Jestico + Whiles worked closely with StudioFractal Lighting Design to enhance the original period features through subtle emphases on new materials and a new colour palette, which features typical period colours.

The dining room’s choice of materials and colour scheme have been chosen to be sympathetic to the historic context while adding a contemporary twist.

A new glazed brass screen now subtly divides the main dining room, allowing the space to condense to half the size in less busy periods without compromising on ambience.

A temperature-controlled glazed wine room glows like a jewellery cabinet, putting the club’s fine cellar on display, and a showpiece Verde Guatemala marble buffet unit provides a luxurious counter space at breakfast.

The piano bar features a piano that once entertained passengers on the Queen Mary and an antiqued rose-mirrored cocktail bar – a magnificent addition to the space. A rich combination of other period finishes, including burr walnut, antiqued mirror, and brass, complements the selection of inlaid stone and broadloom carpet with custom motifs.

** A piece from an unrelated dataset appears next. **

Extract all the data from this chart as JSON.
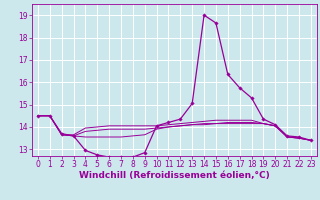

Instrumental to Jestico + Whiles’s design scheme is StudioFractal Lighting Design’s ambient lighting scheme, which showcases many of the interior’s original features and sensitively emphasises an art-deco elegance using the latest lighting technology. It updated the spaces’ existing lighting, such as the original cove lighting, which has now been replaced with LED strip.

Custom-designed miniature LED spotlights provide subtle highlighting onto the bar, tables and a new dividing screen, while controlled highlighting was integrated into the new wine room shelving, bar and original wall carvings.

Subtle background illumination was added to the window treatments and original roof lights.

The entrance lobby features a custom-designed wall lighting scheme, based on the original liner-inspired features. All lighting is by 3000K LEDs and operates through a dimmable control system, allowing a range of lighting environments to match breakfast, lunch, dinner and cocktail-hour settings.

The key challenges of the project were around the building’s listed status and required detailed heritage assessments. Jestico + Whiles had to conceal new services by ‘weaving it in to the existing fabric’ as part of the modernisation plan for the spaces. All was carried out while the club continued to operate, with as much fabrication done off-site as possible. The work has resulted in refreshed and contemporary spaces while encompassing the splendour of the art-deco period. ‘We are delighted that the restoration has been so well received by the club’s members,’ says Ben Marston, director at Jestico + Whiles. ‘We have evoked a classical ambience, overlaying contemporary features that complement and enhance the building’s rich heritage, creating a space that changes its character throughout the day and into the night.’